Wien geht hier neue Wege

Den Blick umdrehen, das Eigene anders sehen – das tun auch Meese und Lang, Höhepunkt der Festwochen. In „Mondparsifal Alpha 1-8 (Erzmutterz der Abwehrz)“ wollen sie Wagner von allem Mythengerümpel entkleiden, um zum „Notwendigen“ vorzustoßen, wie Meese es nennt. Zu dem, was 120 Jahren Parsifal-Rezeption überlagert haben. Der barocke Titel ist für Meese’sche Verhältnisse noch kurz. Man muss ihn auch nicht allzu wörtlich nehmen, die Silbe „Erz“ als Inbegriff des Wesentlichen gehört zum Soundtrack seines Schaffens. Dass Parsifal im All spielt, ist quasi zwingend: Auf Erden ist sowieso nichts mehr zu retten, wir brauchen einen frischen Blick auf die Welt, also ab in die Rakete.
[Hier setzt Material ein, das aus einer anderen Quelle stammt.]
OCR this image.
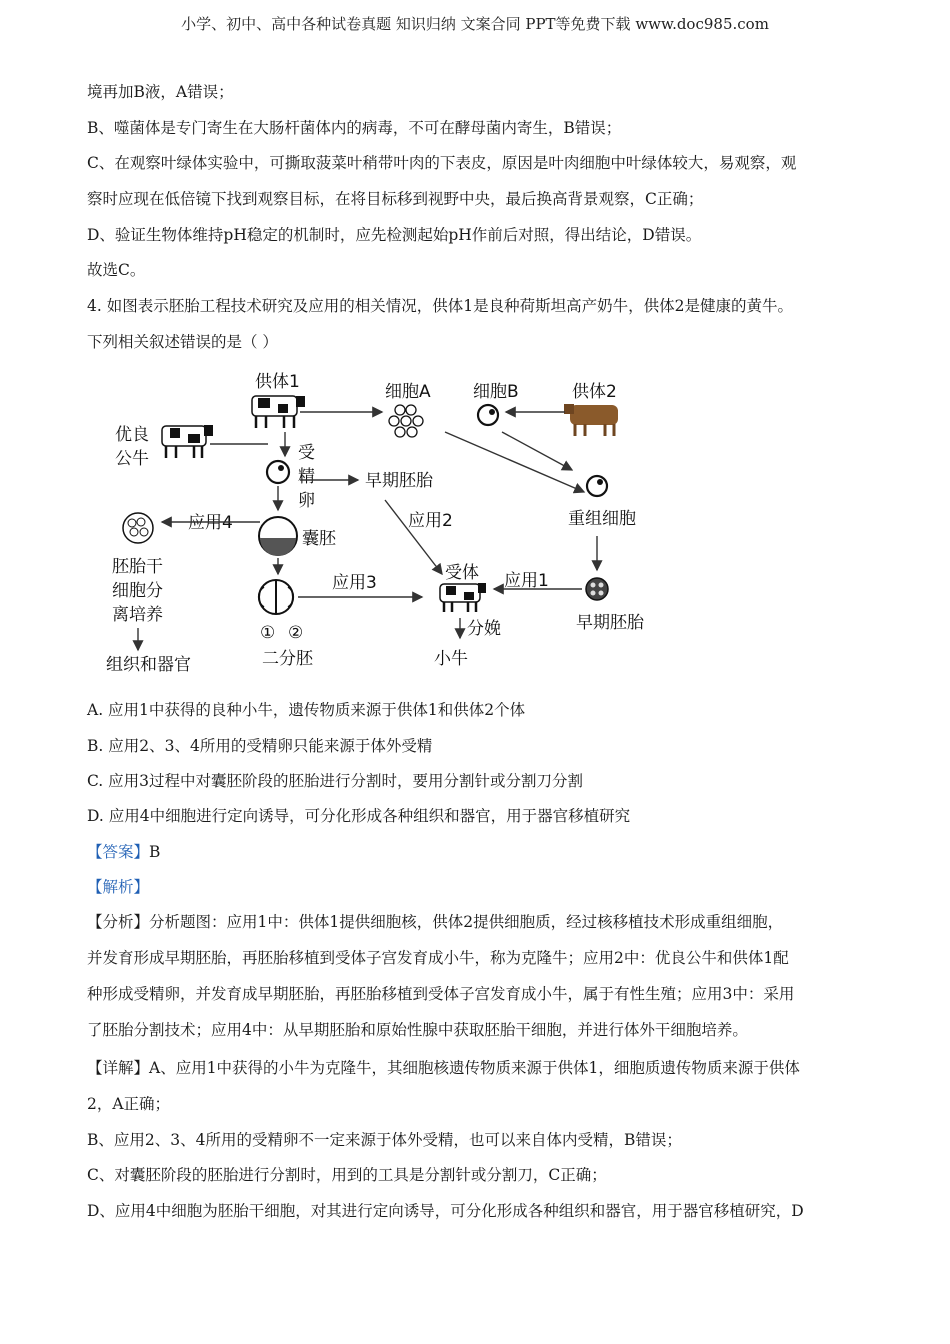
小学、初中、高中各种试卷真题 知识归纳 文案合同 PPT等免费下载 www.doc985.com
境再加B液，A错误；
B、噬菌体是专门寄生在大肠杆菌体内的病毒，不可在酵母菌内寄生，B错误；
C、在观察叶绿体实验中，可撕取菠菜叶稍带叶肉的下表皮，原因是叶肉细胞中叶绿体较大，易观察，观
察时应现在低倍镜下找到观察目标，在将目标移到视野中央，最后换高背景观察，C正确；
D、验证生物体维持pH稳定的机制时，应先检测起始pH作前后对照，得出结论，D错误。
故选C。
4. 如图表示胚胎工程技术研究及应用的相关情况，供体1是良种荷斯坦高产奶牛，供体2是健康的黄牛。
下列相关叙述错误的是（ ）
供体1	细胞A 细胞B	供体2
优良
公牛	受
精
卵
早期胚胎
应用4
囊胚
应用2	重组细胞
胚胎干
细胞分
离培养
应用3	受体 应用1
早期胚胎
分娩
① ②
小牛
二分胚
组织和器官
A. 应用1中获得的良种小牛，遗传物质来源于供体1和供体2个体
B. 应用2、3、4所用的受精卵只能来源于体外受精
C. 应用3过程中对囊胚阶段的胚胎进行分割时，要用分割针或分割刀分割
D. 应用4中细胞进行定向诱导，可分化形成各种组织和器官，用于器官移植研究
【答案】B
【解析】
【分析】分析题图：应用1中：供体1提供细胞核，供体2提供细胞质，经过核移植技术形成重组细胞，
并发育形成早期胚胎，再胚胎移植到受体子宫发育成小牛，称为克隆牛；应用2中：优良公牛和供体1配
种形成受精卵，并发育成早期胚胎，再胚胎移植到受体子宫发育成小牛，属于有性生殖；应用3中：采用
了胚胎分割技术；应用4中：从早期胚胎和原始性腺中获取胚胎干细胞，并进行体外干细胞培养。
【详解】A、应用1中获得的小牛为克隆牛，其细胞核遗传物质来源于供体1，细胞质遗传物质来源于供体
2，A正确；
B、应用2、3、4所用的受精卵不一定来源于体外受精，也可以来自体内受精，B错误；
C、对囊胚阶段的胚胎进行分割时，用到的工具是分割针或分割刀，C正确；
D、应用4中细胞为胚胎干细胞，对其进行定向诱导，可分化形成各种组织和器官，用于器官移植研究，D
Für Meese, der fast immer mit Adidas-Jacke auftritt, liegt das Heil einzig in der Kunst. Und die ist natürlich etwas völlig anderes als Kultur, geradezu ihr Gegenteil. Kultur ist für Meese der Blick zurück in die Vergangenheit. Kunst bedeutet nach vorne schauen oder vielmehr: der Blick der Zukunft auf uns. Weshalb er seit Jahren militant die „Diktatur der Kunst“ einfordert, in Wien auch mit Pünktchen: K.U.N.S.T, als sei’s eine politische Partei. Gerne auch mal mit Hitler-Gruß, was ihm mehrere Anzeigen, aber auch Freisprüche eingetragen hat. Würde man ihn als „Obersturmbannführer der Kunst“ bezeichnen, er hätte sicher kein Problem damit. Dass so einer früher oder später bei Richard Wagner landet (eher früher, 1999 hat Messe seine erste Wagner-Performance abgeliefert), ergibt sich von selbst. Auch Wagner war maßlos in seinem Kunstwollen und hat in seinem sich christlicher Symbolik nur vordergründig bedienenden „Parsifal“ die Kunst als neuen Glauben, als Nachfolgerin der Religion installiert.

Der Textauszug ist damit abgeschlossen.